Google DeepMind unveiled the successor to the Genie synthetic intelligence (AI) mannequin, which might generate limitless 2D recreation worlds, on Wednesday. Dubbed Genie 2, the brand new AI mannequin is able to producing distinctive action-controllable, playable 3D environments primarily based on a single picture immediate. Calling Genie 2 an AI “world mannequin”, the corporate said that it might generate as much as minute-long environments with constant objects. The corporate mentioned these generated worlds may very well be performed by people or can be utilized to coach AI brokers.
Google DeepMind Unveils Genie 2 AI Mannequin
In a blog post, the corporate detailed the brand new AI mannequin and its capabilities. Whereas its predecessor might solely generate recreation worlds for 2D platformer video games, the Genie 2 AI mannequin can generate 3D worlds full with constant fashions that may be interacted with. This implies people or AI brokers can stroll, run, swim, climb, and carry out extra actions in these environments.
Genie 2’s generative capabilities enable it to generate routes, buildings, and objects that can not be seen within the enter picture. These parts are designed and rendered by the mannequin from scratch. Moreover, the inspiration mannequin can also be able to sustaining consistency in these environments. This implies even when a participant strikes away from one space and returns again, the environments stay the identical.
Other than this, Genie 2 is able to producing completely different views akin to first-person views, isometric views, or third-person views. Additional, customers also can work together with the objects within the generated worlds and might carry out actions akin to opening a door, bursting a balloon, or climbing a ladder. The mannequin will also be prompted to generate physics-related results akin to water ripples, smoke, gravity, directional lighting, reflections, and extra.
Coming to the technical particulars, DeepMind defined that Genie 2 is an autoregressive latent diffusion mannequin and has been skilled on a big video dataset. The transformer structure additionally consists of an autoencoder which allows frame-by-frame technology of those worlds.

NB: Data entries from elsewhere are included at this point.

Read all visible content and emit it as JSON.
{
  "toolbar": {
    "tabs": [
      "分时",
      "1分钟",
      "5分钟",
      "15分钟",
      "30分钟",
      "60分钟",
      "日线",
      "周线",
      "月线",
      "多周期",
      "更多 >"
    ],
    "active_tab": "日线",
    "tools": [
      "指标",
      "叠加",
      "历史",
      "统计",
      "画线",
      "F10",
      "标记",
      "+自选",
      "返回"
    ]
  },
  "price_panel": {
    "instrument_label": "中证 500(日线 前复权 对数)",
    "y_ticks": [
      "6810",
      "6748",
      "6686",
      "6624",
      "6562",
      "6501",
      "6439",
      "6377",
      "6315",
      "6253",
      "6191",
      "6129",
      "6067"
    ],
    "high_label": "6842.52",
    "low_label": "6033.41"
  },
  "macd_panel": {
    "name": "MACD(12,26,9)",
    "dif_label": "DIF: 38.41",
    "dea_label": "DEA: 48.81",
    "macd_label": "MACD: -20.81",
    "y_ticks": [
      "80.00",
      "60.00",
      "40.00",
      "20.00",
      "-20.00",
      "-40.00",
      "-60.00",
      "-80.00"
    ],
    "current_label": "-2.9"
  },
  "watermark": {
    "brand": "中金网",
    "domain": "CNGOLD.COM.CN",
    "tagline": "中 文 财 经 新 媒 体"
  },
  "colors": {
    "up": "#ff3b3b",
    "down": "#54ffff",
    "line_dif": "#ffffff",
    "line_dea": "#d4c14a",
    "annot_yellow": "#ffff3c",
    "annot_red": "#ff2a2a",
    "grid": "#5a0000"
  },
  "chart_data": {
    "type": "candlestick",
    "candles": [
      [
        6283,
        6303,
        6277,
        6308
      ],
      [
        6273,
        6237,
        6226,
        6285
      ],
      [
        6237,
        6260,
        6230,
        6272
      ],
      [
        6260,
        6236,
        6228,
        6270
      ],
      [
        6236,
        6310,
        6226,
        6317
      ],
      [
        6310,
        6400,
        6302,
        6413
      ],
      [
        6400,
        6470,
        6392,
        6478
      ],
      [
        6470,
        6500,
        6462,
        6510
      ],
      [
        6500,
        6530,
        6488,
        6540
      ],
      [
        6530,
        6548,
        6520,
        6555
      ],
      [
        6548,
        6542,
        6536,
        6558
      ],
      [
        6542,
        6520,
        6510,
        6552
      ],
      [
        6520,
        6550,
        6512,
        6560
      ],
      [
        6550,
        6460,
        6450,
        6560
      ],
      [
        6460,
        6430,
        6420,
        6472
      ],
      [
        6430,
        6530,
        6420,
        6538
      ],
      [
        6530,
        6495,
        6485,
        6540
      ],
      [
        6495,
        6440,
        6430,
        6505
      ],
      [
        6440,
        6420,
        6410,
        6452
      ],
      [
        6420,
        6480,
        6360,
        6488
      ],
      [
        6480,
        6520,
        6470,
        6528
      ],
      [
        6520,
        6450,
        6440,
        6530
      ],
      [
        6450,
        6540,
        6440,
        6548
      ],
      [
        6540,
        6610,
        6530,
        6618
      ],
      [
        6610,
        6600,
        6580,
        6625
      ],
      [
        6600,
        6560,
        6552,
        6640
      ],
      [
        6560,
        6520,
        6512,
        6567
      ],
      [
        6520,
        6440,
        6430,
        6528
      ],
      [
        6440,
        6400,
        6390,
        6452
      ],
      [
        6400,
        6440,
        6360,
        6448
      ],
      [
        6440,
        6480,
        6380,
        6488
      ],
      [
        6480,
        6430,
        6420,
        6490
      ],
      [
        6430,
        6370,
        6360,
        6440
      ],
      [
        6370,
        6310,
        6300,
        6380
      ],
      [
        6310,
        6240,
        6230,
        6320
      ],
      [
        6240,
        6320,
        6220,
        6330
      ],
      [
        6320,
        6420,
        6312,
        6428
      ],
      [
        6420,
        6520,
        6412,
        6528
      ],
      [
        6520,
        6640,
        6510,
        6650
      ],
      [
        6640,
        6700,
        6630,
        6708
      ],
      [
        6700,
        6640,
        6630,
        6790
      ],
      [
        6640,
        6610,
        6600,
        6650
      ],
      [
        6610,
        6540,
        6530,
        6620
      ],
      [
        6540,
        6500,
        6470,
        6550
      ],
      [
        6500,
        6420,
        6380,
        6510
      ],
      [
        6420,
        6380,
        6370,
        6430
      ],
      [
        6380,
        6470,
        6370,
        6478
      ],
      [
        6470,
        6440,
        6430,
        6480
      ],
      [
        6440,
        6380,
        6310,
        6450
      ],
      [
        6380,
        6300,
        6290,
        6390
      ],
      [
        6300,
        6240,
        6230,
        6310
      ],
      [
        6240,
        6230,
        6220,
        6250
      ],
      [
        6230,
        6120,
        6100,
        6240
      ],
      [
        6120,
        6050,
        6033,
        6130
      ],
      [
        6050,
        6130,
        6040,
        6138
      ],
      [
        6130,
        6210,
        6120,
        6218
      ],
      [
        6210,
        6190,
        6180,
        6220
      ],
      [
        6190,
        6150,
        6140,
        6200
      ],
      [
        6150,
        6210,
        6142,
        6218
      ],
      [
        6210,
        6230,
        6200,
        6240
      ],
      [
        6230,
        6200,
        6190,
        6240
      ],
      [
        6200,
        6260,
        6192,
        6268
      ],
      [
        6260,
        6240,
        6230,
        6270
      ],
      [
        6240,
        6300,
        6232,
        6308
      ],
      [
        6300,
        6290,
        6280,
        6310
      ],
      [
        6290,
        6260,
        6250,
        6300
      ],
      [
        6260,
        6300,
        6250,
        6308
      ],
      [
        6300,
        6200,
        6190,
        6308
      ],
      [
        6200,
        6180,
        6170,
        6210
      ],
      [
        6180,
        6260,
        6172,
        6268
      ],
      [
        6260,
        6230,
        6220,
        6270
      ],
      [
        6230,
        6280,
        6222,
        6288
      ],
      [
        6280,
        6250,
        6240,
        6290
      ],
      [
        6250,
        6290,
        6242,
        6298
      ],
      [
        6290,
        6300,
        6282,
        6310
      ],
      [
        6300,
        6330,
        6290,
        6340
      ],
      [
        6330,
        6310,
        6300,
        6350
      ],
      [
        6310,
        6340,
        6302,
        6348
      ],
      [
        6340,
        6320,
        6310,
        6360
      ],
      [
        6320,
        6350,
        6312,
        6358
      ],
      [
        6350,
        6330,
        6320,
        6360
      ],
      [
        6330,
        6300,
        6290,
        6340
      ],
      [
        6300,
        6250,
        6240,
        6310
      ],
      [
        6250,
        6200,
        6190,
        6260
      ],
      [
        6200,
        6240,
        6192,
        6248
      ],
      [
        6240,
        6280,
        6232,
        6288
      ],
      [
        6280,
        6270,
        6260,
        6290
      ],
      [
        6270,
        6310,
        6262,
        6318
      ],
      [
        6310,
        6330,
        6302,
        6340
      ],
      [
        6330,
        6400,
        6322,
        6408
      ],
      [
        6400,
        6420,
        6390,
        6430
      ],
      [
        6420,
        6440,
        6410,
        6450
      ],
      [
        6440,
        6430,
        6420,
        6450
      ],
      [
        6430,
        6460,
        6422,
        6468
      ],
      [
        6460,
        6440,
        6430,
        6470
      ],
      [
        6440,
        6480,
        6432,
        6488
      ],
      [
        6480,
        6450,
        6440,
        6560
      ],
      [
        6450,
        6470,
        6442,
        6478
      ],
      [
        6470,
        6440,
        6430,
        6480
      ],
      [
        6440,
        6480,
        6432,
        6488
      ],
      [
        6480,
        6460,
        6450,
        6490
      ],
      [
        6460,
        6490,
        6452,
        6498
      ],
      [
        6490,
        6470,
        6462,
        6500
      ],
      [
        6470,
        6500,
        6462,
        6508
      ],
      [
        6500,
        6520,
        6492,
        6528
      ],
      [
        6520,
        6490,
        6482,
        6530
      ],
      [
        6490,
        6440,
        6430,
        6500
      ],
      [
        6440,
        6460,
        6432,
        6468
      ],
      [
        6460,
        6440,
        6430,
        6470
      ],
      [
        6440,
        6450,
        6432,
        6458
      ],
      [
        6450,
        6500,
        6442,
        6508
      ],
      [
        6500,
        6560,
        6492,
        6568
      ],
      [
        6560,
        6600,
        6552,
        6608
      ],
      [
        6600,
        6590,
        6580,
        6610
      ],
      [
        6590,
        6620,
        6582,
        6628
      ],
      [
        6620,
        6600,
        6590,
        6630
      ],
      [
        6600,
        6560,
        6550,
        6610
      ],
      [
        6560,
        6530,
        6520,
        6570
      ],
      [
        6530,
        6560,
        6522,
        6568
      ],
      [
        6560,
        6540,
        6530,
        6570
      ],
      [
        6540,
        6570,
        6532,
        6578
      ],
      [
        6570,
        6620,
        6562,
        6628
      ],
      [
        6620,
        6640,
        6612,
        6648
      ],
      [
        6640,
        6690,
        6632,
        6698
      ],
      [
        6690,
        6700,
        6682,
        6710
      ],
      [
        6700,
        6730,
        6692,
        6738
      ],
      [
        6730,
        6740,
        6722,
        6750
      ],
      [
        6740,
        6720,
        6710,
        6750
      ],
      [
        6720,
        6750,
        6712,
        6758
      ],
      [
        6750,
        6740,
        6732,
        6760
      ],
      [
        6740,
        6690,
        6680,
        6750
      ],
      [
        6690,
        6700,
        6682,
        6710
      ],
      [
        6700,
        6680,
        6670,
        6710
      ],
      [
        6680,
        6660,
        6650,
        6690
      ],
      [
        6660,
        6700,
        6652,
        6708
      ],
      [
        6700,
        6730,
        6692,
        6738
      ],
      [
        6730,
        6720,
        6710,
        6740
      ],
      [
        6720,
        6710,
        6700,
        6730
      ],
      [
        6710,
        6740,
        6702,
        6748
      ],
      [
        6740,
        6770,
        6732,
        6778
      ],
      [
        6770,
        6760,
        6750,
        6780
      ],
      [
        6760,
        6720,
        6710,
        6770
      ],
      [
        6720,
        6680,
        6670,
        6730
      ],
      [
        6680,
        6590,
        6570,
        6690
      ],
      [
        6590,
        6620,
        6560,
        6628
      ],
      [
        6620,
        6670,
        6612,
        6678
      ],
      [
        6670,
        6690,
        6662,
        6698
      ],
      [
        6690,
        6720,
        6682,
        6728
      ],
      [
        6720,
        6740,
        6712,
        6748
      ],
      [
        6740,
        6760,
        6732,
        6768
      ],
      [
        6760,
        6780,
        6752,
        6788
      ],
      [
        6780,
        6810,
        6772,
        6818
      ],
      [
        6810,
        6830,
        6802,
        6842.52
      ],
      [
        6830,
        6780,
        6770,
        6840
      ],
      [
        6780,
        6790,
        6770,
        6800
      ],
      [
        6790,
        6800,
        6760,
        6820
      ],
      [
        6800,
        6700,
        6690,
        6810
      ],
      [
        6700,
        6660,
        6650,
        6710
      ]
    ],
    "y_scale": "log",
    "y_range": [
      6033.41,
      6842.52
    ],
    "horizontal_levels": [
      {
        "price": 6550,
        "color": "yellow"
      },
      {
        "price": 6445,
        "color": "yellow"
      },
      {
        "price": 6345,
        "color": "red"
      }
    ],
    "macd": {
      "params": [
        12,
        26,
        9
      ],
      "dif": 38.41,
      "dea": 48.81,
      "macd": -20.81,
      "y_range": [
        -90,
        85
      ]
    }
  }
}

Notably, DeepMind additionally released an AI mannequin dubbed Scalable Instructable Multiworld Agent or SIMA earlier this 12 months, which is actually able to agentic AI features in 3D worlds. The corporate says Genie 2 is able to offering distinctive environments to comparable AI brokers and coaching them for varied real-life situations.
For the reason that world mannequin can generate distinctive environments, Google says this may eradicate the chance of knowledge contamination and can enable builders to accurately assess an AI agent’s capabilities.
Catch the newest from the Shopper Electronics Present on Devices 360, at our CES 2025 hub.